Several theories were introduced to support this idea, including Mehrabian’s Communication Theory, Aristotle’s Rhetoric (ethos, pathos, logos), Nonverbal Communication Theory, paralinguistics, Social Presence Theory, Expectancy Violations Theory, Emotional Intelligence Theory, transactional model, impression management, and Cognitive Load Theory.

Together, these frameworks reinforced that communication effectiveness is deeply tied to how messages are expressed and perceived.

The session also introduced AI-based tools such as Orai, Speeko, Yoodli, ELSA Speak, Gamma, Canva, ChatGPT, and Google Gemini for improving communication skills. It concluded that while words provide meaning, it is delivery that transforms communication into impact, making it essential for effective speaking and leadership.

Session 3, on ‘Communicating your way to success: From social to digital leadership’, was conducted by Pasighat (E/Siang)-based Arunachal Pradesh University’s English HoD Dr Razzeko Delley. The session focused on communication as a foundation for leadership, success, and societal influence in both social and digital spaces.

Key areas included smart goal-setting, building relationships (including public relations and clientele management), effective use of social networks and media for communication and marketing, as well as group dynamics, conflict resolution, and the development of core skills such as creativity, critical thinking, and problem-solving.

A major theme of the session was language power, highlighting language as more than a communication tool, as it shapes thought, identity, culture, and reality. It was discussed in relation to human evolution, emphasising its biological and cognitive foundations and its role in survival, social organisation, knowledge transmission, and cultural development.

The session further explored the relationship between language and power in society, including political, social, and ideological dimensions, drawing on thinkers like Michel Foucault. It also examined how language constructs identity, preserves knowledge, and enables expression in literature, art, and digital communication. The role of language in social media and global communication in the modern context was emphasised, along with its potential to influence, inspire, or manipulate.

Additionally, the importance of writing, reading, and speech was highlighted as three pillars of communication. Writing was described as a lasting tool for shaping ideas and preserving knowledge, reading as a means of intellectual growth and transformation, and speech as a powerful medium for persuasion and inspiration.

The session concluded by reinforcing that mastery of language empowers individuals to think critically, communicate effectively, and actively participate in shaping society.

Session 4, on ‘Communication skills 3: Visual communication’, was conducted by DNGC English Assistant Professor Goli Nyodu. The session explored visual communication as a key aspect of modern communication, focusing on visual culture, perception, aural communication, body language, and facial expressions.
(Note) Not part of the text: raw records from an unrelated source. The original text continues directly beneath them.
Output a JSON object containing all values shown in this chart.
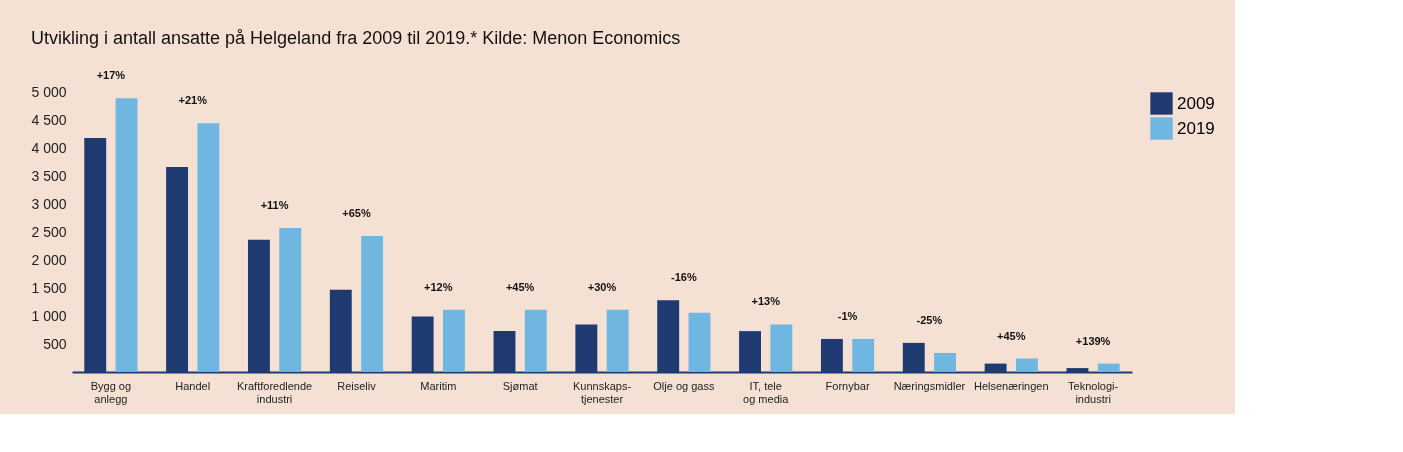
{
  "chart_data": {
    "type": "bar",
    "title": "Utvikling i antall ansatte på Helgeland fra 2009 til 2019.* Kilde: Menon Economics",
    "categories": [
      "Bygg og\nanlegg",
      "Handel",
      "Kraftforedlende\nindustri",
      "Reiseliv",
      "Maritim",
      "Sjømat",
      "Kunnskaps-\ntjenester",
      "Olje og gass",
      "IT, tele\nog media",
      "Fornybar",
      "Næringsmidler",
      "Helsenæringen",
      "Teknologi-\nindustri"
    ],
    "series": [
      {
        "name": "2009",
        "color": "#1f3a70",
        "values": [
          4180,
          3660,
          2360,
          1470,
          990,
          730,
          850,
          1280,
          730,
          590,
          520,
          150,
          70
        ]
      },
      {
        "name": "2019",
        "color": "#6fb7e0",
        "values": [
          4890,
          4440,
          2570,
          2430,
          1110,
          1110,
          1110,
          1060,
          850,
          590,
          340,
          240,
          150
        ]
      }
    ],
    "ylim": [
      0,
      5000
    ],
    "yticks": [
      {
        "value": 500,
        "label": "500"
      },
      {
        "value": 1000,
        "label": "1 000"
      },
      {
        "value": 1500,
        "label": "1 500"
      },
      {
        "value": 2000,
        "label": "2 000"
      },
      {
        "value": 2500,
        "label": "2 500"
      },
      {
        "value": 3000,
        "label": "3 000"
      },
      {
        "value": 3500,
        "label": "3 500"
      },
      {
        "value": 4000,
        "label": "4 000"
      },
      {
        "value": 4500,
        "label": "4 500"
      },
      {
        "value": 5000,
        "label": "5 000"
      }
    ],
    "grid": false,
    "legend": "right",
    "annotations": [
      "+17%",
      "+21%",
      "+11%",
      "+65%",
      "+12%",
      "+45%",
      "+30%",
      "-16%",
      "+13%",
      "-1%",
      "-25%",
      "+45%",
      "+139%"
    ]
  }
}
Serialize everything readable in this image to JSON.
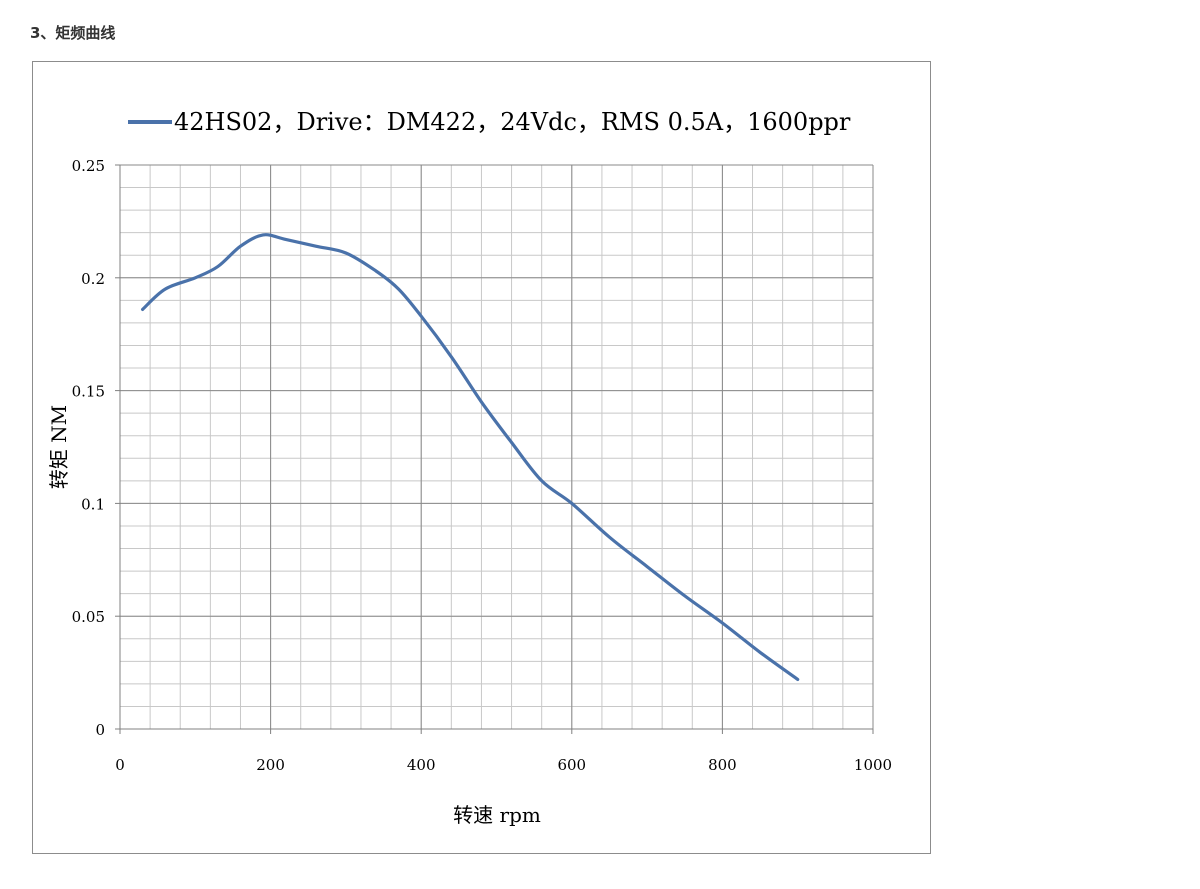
{
  "heading": "3、矩频曲线",
  "chart_data": {
    "type": "line",
    "title": "",
    "xlabel": "转速 rpm",
    "ylabel": "转矩 NM",
    "xlim": [
      0,
      1000
    ],
    "ylim": [
      0,
      0.25
    ],
    "x_ticks": [
      "0",
      "200",
      "400",
      "600",
      "800",
      "1000"
    ],
    "y_ticks": [
      "0",
      "0.05",
      "0.1",
      "0.15",
      "0.2",
      "0.25"
    ],
    "grid": true,
    "legend_position": "top",
    "series": [
      {
        "name": "42HS02，Drive：DM422，24Vdc，RMS 0.5A，1600ppr",
        "color": "#4a72aa",
        "x": [
          30,
          60,
          100,
          130,
          160,
          190,
          220,
          260,
          300,
          340,
          370,
          400,
          440,
          480,
          520,
          560,
          600,
          650,
          700,
          750,
          800,
          850,
          900
        ],
        "y": [
          0.186,
          0.195,
          0.2,
          0.205,
          0.214,
          0.219,
          0.217,
          0.214,
          0.211,
          0.203,
          0.195,
          0.183,
          0.165,
          0.145,
          0.127,
          0.11,
          0.1,
          0.085,
          0.072,
          0.059,
          0.047,
          0.034,
          0.022
        ]
      }
    ]
  }
}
His presentation explored communication in the contemporary digital age, focusing on the interplay between visual culture, perception, oral communication, body language, and artificial intelligence. He highlighted how today’s image-driven world often communicates faster and more powerfully through visuals, while meaning is ultimately constructed by the viewer, based on experience, culture, and context.

A key insight was the subjectivity of perception, where the same message can be interpreted differently by different individuals. He noted that miscommunication often arises not from language but from differences in perception, making clarity and awareness essential, especially in leadership communication.

The session also emphasised the importance of oral communication, where tone, pitch, pace, and pauses shape meaning, along with non-verbal cues such as body language and facial expressions, which often carry greater impact than words. Prof Nyodu dwelt on the growing influence of artificial intelligence in visual culture, where AI now analyses and generates human-like communication, raising concerns about authenticity and perception.